What's most relevant?
First of all I exclude files larger than one medium's capacity and also media of different size. If we can write backup files spanning media, the problem original vanishes (and others come in sight). If there are media of different sizes, the task is gravely under-determined so far.

If the files are (to the contrary of what the OQ told) of nearly same size things are simple:
Size > 1/2 CD ===>> As many CD needed as files are to backup.
Sizes just around 1/2 CD ===>> Try to find as many pairs as possible. See general strategy below.
Size ~~ 1/n CD ===>> NumberOfCDs ~~ NumberOfFiles / n.

If (as the OQ told) the sizes are very different, there can still be many of similar size > 1/2 CD. ===> Not much optimization possible.
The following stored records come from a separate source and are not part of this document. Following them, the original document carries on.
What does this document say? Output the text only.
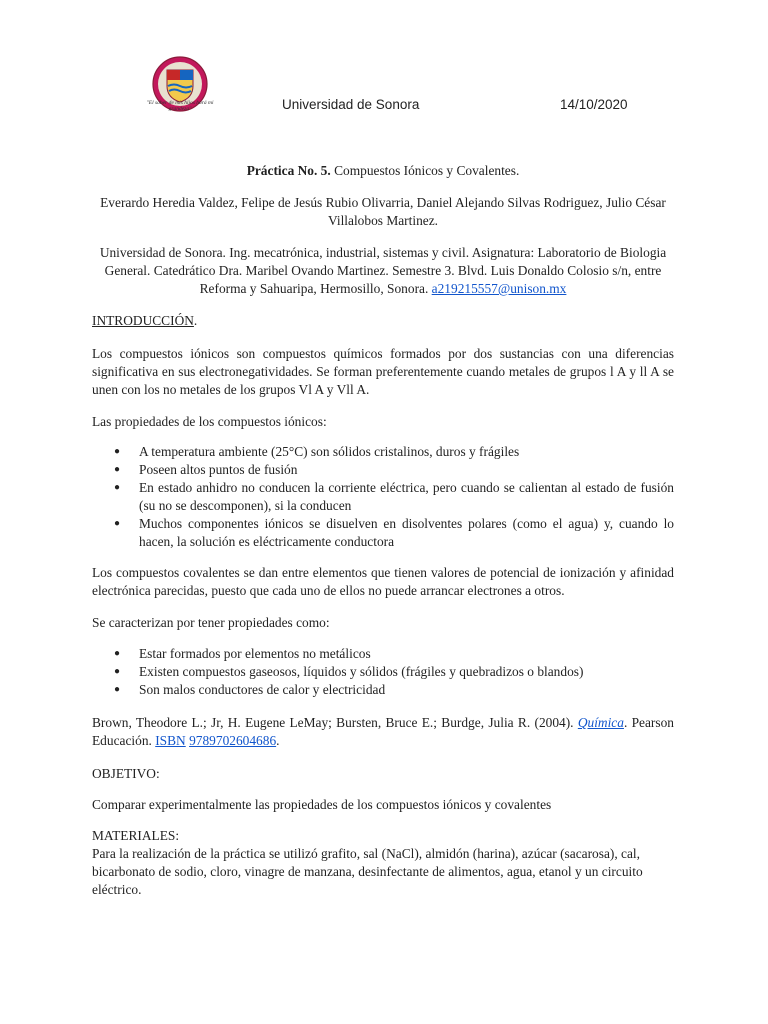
"El saber de mis hijos hará mi grandeza"	Universidad de Sonora	14/10/2020
Práctica No. 5. Compuestos Iónicos y Covalentes.
Everardo Heredia Valdez, Felipe de Jesús Rubio Olivarria, Daniel Alejando Silvas Rodriguez, Julio César Villalobos Martinez.
Universidad de Sonora. Ing. mecatrónica, industrial, sistemas y civil. Asignatura: Laboratorio de Biologia General. Catedrático Dra. Maribel Ovando Martinez. Semestre 3. Blvd. Luis Donaldo Colosio s/n, entre Reforma y Sahuaripa, Hermosillo, Sonora. a219215557@unison.mx
INTRODUCCIÓN.
Los compuestos iónicos son compuestos químicos formados por dos sustancias con una diferencias significativa en sus electronegatividades. Se forman preferentemente cuando metales de grupos l A y ll A se unen con los no metales de los grupos Vl A y Vll A.
Las propiedades de los compuestos iónicos:
● A temperatura ambiente (25°C) son sólidos cristalinos, duros y frágiles
● Poseen altos puntos de fusión
● En estado anhidro no conducen la corriente eléctrica, pero cuando se calientan al estado de fusión (su no se descomponen), si la conducen
● Muchos componentes iónicos se disuelven en disolventes polares (como el agua) y, cuando lo hacen, la solución es eléctricamente conductora
Los compuestos covalentes se dan entre elementos que tienen valores de potencial de ionización y afinidad electrónica parecidas, puesto que cada uno de ellos no puede arrancar electrones a otros.
Se caracterizan por tener propiedades como:
● Estar formados por elementos no metálicos
● Existen compuestos gaseosos, líquidos y sólidos (frágiles y quebradizos o blandos)
● Son malos conductores de calor y electricidad
Brown, Theodore L.; Jr, H. Eugene LeMay; Bursten, Bruce E.; Burdge, Julia R. (2004). Química. Pearson Educación. ISBN 9789702604686.
OBJETIVO:
Comparar experimentalmente las propiedades de los compuestos iónicos y covalentes
MATERIALES:
Para la realización de la práctica se utilizó grafito, sal (NaCl), almidón (harina), azúcar (sacarosa), cal, bicarbonato de sodio, cloro, vinagre de manzana, desinfectante de alimentos, agua, etanol y un circuito eléctrico.
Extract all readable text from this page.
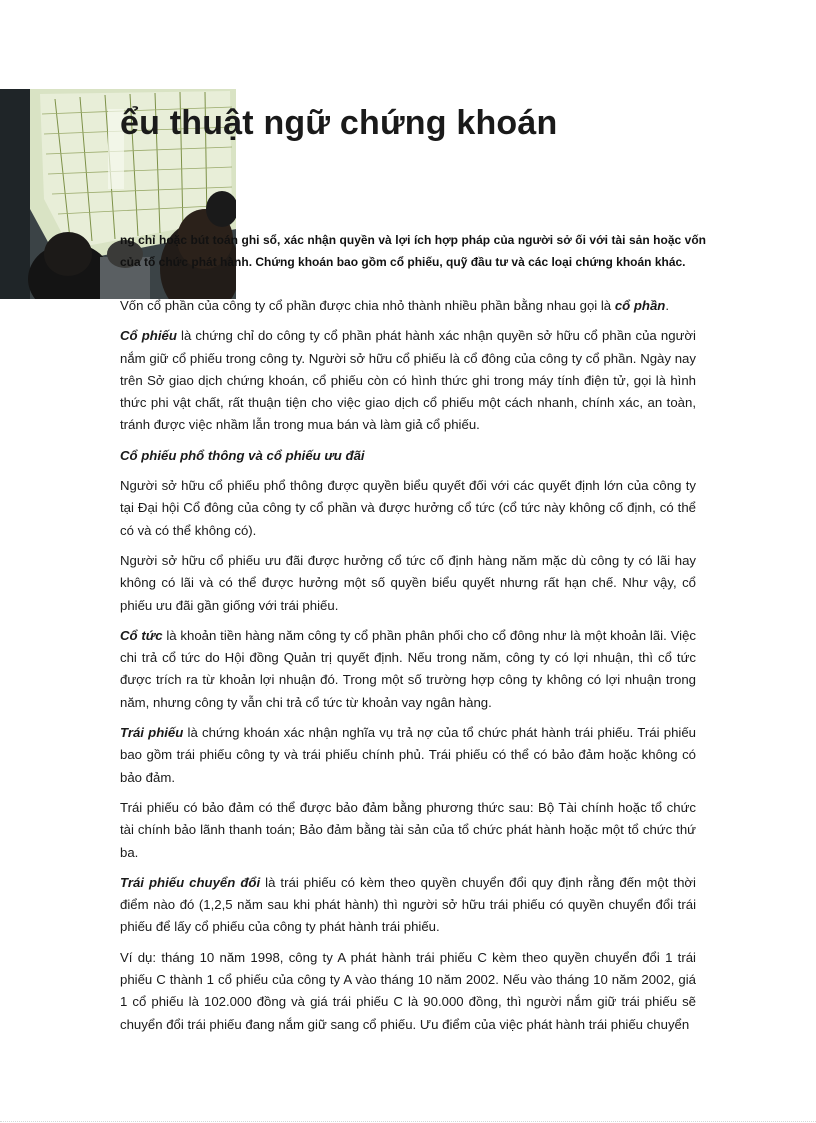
ểu thuật ngữ chứng khoán

ng chỉ hoặc bút toán ghi sổ, xác nhận quyền và lợi ích hợp pháp của người sở ối với tài sản hoặc vốn của tổ chức phát hành. Chứng khoán bao gồm cổ phiếu, quỹ đầu tư và các loại chứng khoán khác.

Vốn cổ phần của công ty cổ phần được chia nhỏ thành nhiều phần bằng nhau gọi là cổ phần.

Cổ phiếu là chứng chỉ do công ty cổ phần phát hành xác nhận quyền sở hữu cổ phần của người nắm giữ cổ phiếu trong công ty. Người sở hữu cổ phiếu là cổ đông của công ty cổ phần. Ngày nay trên Sở giao dịch chứng khoán, cổ phiếu còn có hình thức ghi trong máy tính điện tử, gọi là hình thức phi vật chất, rất thuận tiện cho việc giao dịch cổ phiếu một cách nhanh, chính xác, an toàn, tránh được việc nhầm lẫn trong mua bán và làm giả cổ phiếu.

Cổ phiếu phổ thông và cổ phiếu ưu đãi

Người sở hữu cổ phiếu phổ thông được quyền biểu quyết đối với các quyết định lớn của công ty tại Đại hội Cổ đông của công ty cổ phần và được hưởng cổ tức (cổ tức này không cố định, có thể có và có thể không có).

Người sở hữu cổ phiếu ưu đãi được hưởng cổ tức cố định hàng năm mặc dù công ty có lãi hay không có lãi và có thể được hưởng một số quyền biểu quyết nhưng rất hạn chế. Như vậy, cổ phiếu ưu đãi gần giống với trái phiếu.

Cổ tức là khoản tiền hàng năm công ty cổ phần phân phối cho cổ đông như là một khoản lãi. Việc chi trả cổ tức do Hội đồng Quản trị quyết định. Nếu trong năm, công ty có lợi nhuận, thì cổ tức được trích ra từ khoản lợi nhuận đó. Trong một số trường hợp công ty không có lợi nhuận trong năm, nhưng công ty vẫn chi trả cổ tức từ khoản vay ngân hàng.

Trái phiếu là chứng khoán xác nhận nghĩa vụ trả nợ của tổ chức phát hành trái phiếu. Trái phiếu bao gồm trái phiếu công ty và trái phiếu chính phủ. Trái phiếu có thể có bảo đảm hoặc không có bảo đảm.

Trái phiếu có bảo đảm có thể được bảo đảm bằng phương thức sau: Bộ Tài chính hoặc tổ chức tài chính bảo lãnh thanh toán; Bảo đảm bằng tài sản của tổ chức phát hành hoặc một tổ chức thứ ba.

Trái phiếu chuyển đổi là trái phiếu có kèm theo quyền chuyển đổi quy định rằng đến một thời điểm nào đó (1,2,5 năm sau khi phát hành) thì người sở hữu trái phiếu có quyền chuyển đổi trái phiếu để lấy cổ phiếu của công ty phát hành trái phiếu.

Ví dụ: tháng 10 năm 1998, công ty A phát hành trái phiếu C kèm theo quyền chuyển đổi 1 trái phiếu C thành 1 cổ phiếu của công ty A vào tháng 10 năm 2002. Nếu vào tháng 10 năm 2002, giá 1 cổ phiếu là 102.000 đồng và giá trái phiếu C là 90.000 đồng, thì người nắm giữ trái phiếu sẽ chuyển đổi trái phiếu đang nắm giữ sang cổ phiếu. Ưu điểm của việc phát hành trái phiếu chuyển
Strategy: Start assigning the big files one by one and fill up.

More general strategy:
If the large sizes are not too dominant in number and there are lots of files of a size allowing for many files per CD a simple strategy gives good results:
-1- Start with the largest file on the first CD.
-2- Add the largest one of the remaining files that still has room enogh on the same disk.
-3- Continue this way as long as possible.
-4- With the remaining files start like -1- with the next CD.

I did not try a proof. Nonetheless the strategy looks rather optimal. My experiments using the mentioned spreadsheet didn't tell me (clearly) otherwise.
I would be glad to get a refutation based on an example or clear evidence.

Re: Formulas to group files by size to fit CD burn

PostPosted: Mon Dec 11, 2017 1:58 am
by Ironmanxp
Thanks for the thought process. In a way that is what I've been doing manually. In that I take the most of the larger files first and then piece in the remaining space with smaller ones until I get reasonably close to the full volume of the disc which is always 4.37 Gb. I will give this more thought and perhaps see if I can just convert those activities into formulas that will do the "busy" work for me in a spreadsheet. Thanks again. It's always great to look at a problem through someone else's eyes.

Re: Formulas to group files by size to fit CD burn

PostPosted: Mon Dec 11, 2017 2:26 am
by Lupp
I don't backup on CDs, but am interested in the problem. You can get my sheet(s), of course. As already told they are very crude, however. At least a bit of polishing needed.
BTW: Are there more than 1000 files in one backup cycle?

Re: Formulas to group files by size to fit CD burn

PostPosted: Mon Dec 11, 2017 2:45 am
by Ironmanxp
No, usually less than 200 at a time.

Re: Formulas to group files by size to fit CD burn

PostPosted: Tue Dec 12, 2017 1:16 am
by Lupp
I made an attempt to get a version of the sheet I mentioned into a form hopefully understandable for someone else but the author.
It is prepared for a maximum of 300 items.
See attachment, and don't miss to read the remarks.

Re: Formulas to group files by size to fit CD burn

PostPosted: Tue Dec 12, 2017 1:20 am
by Ironmanxp
Hey thanks a lot for all the effort. I have the file, but I'm out most of the week. Perhaps I can look at it when I get back. Thanks again, Happy Holidays.